Le médecin et neuroscientifique Pierre Magistretti jette, quant à lui, une surprenante passerelle entre un paysage brossé de façon énergique par le peintre expressionniste autrichien Oskar Kokoschka intitulé « Montana » (1947) et le très beau tableau « Été après la pluie » peint en 1993 par la grande star de l’art aborigène Emily Kam Kngwarray. Comme deux visions antinomiques de la nature : l’une enfermée dans un cadre et une réalité topographique, l’autre dénuée de perspective, atemporelle et abstraite. « Emily pense ici à un système racinaire, celui de l’igname sauvage (…). Elle pense, elle voit ce réseau de racines, sa force, avec toutes ses connotations métaphoriques. Nous, on ne voit rien, avec la manière dont elle a appliqué la peinture, mais c’est comme notre cerveau. Et justement, vous travaillez sur le cerveau et la dégénérescence du cerveau, mais sa magie aussi, et il me semble qu’il y a un peu de cela dans votre appréciation », suggère ainsi Daniel Browning à son interlocuteur.
Ailleurs, c’est un autre petit « miracle » qui s’accomplit sous nos yeux face à ce mariage insolite célébré entre une peinture sur écorce de l’artiste Wally Mandarrk représentant « Ngalyod/Serpent Arcen- Ciel et ses oeufs » (1970), et cette petite icône byzantine de la Vierge Marie acquise par l’écrivain Metin Arditi dans l’île grecque de Spetses. « Avant toute chose, il y a beaucoup d’amour dans cette image, beaucoup d’amour.

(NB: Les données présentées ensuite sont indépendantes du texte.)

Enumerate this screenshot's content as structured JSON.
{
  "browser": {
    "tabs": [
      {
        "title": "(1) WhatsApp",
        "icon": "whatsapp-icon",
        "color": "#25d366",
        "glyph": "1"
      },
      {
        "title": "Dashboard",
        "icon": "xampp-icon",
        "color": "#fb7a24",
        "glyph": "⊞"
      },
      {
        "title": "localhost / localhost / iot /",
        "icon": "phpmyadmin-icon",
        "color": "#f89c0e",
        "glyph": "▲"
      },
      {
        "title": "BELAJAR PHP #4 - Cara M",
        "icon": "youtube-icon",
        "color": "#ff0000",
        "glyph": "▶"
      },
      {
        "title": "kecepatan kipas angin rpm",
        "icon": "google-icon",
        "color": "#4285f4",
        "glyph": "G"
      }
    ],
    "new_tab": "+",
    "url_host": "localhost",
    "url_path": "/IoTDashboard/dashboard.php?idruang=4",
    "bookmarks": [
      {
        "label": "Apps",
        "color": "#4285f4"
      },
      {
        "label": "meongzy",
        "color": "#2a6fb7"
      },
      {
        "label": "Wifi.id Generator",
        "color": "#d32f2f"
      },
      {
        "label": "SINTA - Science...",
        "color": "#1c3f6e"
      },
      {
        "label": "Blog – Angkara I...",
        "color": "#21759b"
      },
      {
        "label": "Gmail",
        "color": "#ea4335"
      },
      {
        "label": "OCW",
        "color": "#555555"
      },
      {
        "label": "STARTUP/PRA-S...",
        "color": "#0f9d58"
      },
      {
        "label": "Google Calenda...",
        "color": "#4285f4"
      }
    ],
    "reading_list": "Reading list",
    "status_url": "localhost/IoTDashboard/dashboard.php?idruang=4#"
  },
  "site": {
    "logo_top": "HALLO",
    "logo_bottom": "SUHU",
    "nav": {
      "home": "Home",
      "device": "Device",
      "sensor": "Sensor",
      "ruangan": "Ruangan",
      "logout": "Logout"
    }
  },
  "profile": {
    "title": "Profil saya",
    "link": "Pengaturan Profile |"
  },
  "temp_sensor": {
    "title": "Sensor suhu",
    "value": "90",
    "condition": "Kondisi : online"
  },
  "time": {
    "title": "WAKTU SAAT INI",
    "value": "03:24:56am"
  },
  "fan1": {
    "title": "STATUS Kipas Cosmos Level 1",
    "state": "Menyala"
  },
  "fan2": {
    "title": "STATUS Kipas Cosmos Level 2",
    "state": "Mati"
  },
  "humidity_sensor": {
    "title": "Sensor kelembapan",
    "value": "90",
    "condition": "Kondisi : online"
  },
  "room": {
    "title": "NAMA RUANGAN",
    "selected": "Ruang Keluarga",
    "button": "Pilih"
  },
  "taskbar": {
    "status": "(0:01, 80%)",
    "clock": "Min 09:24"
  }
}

Et l’on y voit la métaphore de la mère parfaite, très aimante et prête à tout pour protéger ses oeufs… ce que j’appellerais en français l’amour maternel », résume celui qui a trouvé une résonnance immédiate entre ces deux traditions religieuses, pourtant si éloignées dans l’espace et le temps.
Pour l’artiste d’origine suisse et haïtienne Sasha Huber, c’est un tableau de Mick Jawalji Jangala qui a immédiatement happé son regard par sa palette rose et ocre, d’une délicatesse extrême. Pour lui répondre, elle a choisi l’une de ses propres oeuvres intitulée « Monarque migrateur » qui rejoint, selon elle, les questionnements du peintre aborigène sur la question politique de la mémoire et les souffrances endurées par le colonialisme.
« Les deux oeuvres ont des similitudes dans leurs couleurs et leurs formes, avec des différences distinctives au niveau de la matérialité. J’utilise ici l’agrafeuse, consciente de sa signification symbolique, celle d’une arme (en anglais, le mot est staple-gun), mais elle offre aussi une possibilité de renégocier des dynamiques de pouvoir inégales et de réparer, en suturant symboliquement les blessures ou pain-things », explique ainsi Sasha Huber.
Sans doute moins politiques, mais vibrantes de poésie et d’humanité, les deux oeuvres choisies par l’éditrice et mécène Vera Michalski-Hoffmann semblent, quant à elles, avoir été créées pour se répondre. Aux « Trois Oiseaux sur une branche » de l’artiste Patsy Lulpunda Anguburra (qui réalisa ses premères peintures à l’âge de cent ans et ne quitta jamais sa région de Kimberley), fait ainsi écho ce minuscule tableau sans titre de l’artiste franco-roumain Victor Brauner, surréaliste et onirique à souhait.
« Je ne sais pas si les gens réagiront comme moi, de façon plus instinctive que rationnelle. Mais quand on regarde les deux oeuvres ensemble, on voit qu’elles sont intimement liées », résume joliment Vera Michalski-Hoffmann.